Nommé lieutenant en 1798 puis capitaine en 1800, il était colonel de dragons (unités d’infanterie et de cavalerie), aide de camp du maréchal François Joseph Lefebvre dit « duc de Dantzig » et baron de l’Empire en 1810, et maréchal de camp en 1813 en récompense de sa belle conduite lors de la guerre d’Espagne.

Blessé à la bataille de Brienne, le 29 janvier 1814, il dut rentrer à Paris. Quelques jours après, il devenait chevalier de Saint-Louis, lieutenant général et aide de camp du duc de Berry, Charles-Ferdinand d’Artois, qu’il suivit à Gand (Belgique) lors des Cent-Jours. Il obtint alors d’être employé dans la garde royale dont il faisait partie lorsqu’il eut avec le colonel Barbier-Dufay, à propos de sa déposition dans le procès de la conspiration du 19 août 1820, un procès suivi d’un duel dans lequel il fut grièvement blessé au bras droit. Nous avons déjà parlé de cette conspiration qui visait à chasser le roi de France Louis XVIII et à le remplacer par Napoléon II, roi de Rome, fils de l’empereur Napoléon Ier et Marie-Louise d’Autriche, et à laquelle participèrent deux romanais, Jean-Joseph Mallen et Charles Bérard !

La Corse

Chargé, en 1823, du commandement militaire de la Corse, il l’exerçait depuis deux ans lorsqu’il mourut subitement à Bastia au milieu des préparatifs d’une fête qu’il se disposait à donner pour la Saint-Charles. Il s’était alors déjà tellement fait apprécier que la municipalité de Bastia, interprète du sentiment public, décida que ses restes seraient inhumés dans la principale église de la ville et que des services commémoratifs de son décès furent ensuite célébrés un peu partout, notamment à Bastia même.

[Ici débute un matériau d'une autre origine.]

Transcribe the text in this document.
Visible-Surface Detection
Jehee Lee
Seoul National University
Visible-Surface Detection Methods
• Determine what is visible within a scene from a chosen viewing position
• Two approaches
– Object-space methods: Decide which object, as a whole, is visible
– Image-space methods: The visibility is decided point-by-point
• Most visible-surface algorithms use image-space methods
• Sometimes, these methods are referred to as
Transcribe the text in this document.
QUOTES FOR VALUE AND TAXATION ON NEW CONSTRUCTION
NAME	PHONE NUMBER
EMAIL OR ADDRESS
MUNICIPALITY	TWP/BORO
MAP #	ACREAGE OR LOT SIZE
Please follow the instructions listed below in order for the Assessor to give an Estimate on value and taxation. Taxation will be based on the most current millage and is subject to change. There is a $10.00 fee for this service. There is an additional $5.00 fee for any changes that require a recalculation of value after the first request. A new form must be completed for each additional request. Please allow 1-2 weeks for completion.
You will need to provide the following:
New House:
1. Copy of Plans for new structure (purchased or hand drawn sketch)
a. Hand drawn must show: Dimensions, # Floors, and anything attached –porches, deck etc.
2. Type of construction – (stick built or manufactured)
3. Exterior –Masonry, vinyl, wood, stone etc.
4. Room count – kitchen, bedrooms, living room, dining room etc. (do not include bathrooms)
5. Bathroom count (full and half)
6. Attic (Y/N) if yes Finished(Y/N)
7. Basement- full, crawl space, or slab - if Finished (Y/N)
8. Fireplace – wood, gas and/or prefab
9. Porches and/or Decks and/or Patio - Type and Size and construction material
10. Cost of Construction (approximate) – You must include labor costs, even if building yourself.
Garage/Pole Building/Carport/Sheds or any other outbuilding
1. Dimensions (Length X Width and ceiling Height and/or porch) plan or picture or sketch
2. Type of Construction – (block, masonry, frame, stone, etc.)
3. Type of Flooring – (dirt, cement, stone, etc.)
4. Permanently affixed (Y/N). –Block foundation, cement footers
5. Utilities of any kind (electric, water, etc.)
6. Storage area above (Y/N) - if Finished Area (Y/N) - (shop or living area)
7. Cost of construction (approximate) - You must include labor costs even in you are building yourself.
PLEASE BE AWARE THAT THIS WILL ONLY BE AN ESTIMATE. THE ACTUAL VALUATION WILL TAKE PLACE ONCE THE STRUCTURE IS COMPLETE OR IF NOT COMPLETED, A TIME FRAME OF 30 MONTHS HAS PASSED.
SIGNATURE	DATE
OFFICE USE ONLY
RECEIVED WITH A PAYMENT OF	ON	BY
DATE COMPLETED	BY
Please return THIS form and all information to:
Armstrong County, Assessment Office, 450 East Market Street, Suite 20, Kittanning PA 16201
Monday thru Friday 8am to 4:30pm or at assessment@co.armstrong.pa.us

Lettre à Napoléon Bonaparte

À propos de la bataille de Thèbes, Bernon de Montélégier a écrit une lettre mémorable à l’empereur Napoléon Bonaparte dans laquelle il raconte : “Dans ce combat, mon cheval à été tué sous moi et j’ai reçu deux coups de sabre. Sire, j’ai demandé la récompense des braves, la Croix d’Honneur. On m’avait même fait espérer de l’avancement. Je n’ai rien obtenu. Le sang versé pour mon pays, le dévouement le plus absolu pour Votre Majesté sont des titres que j’ose mettre à vos pieds en implorant votre profonde justice.”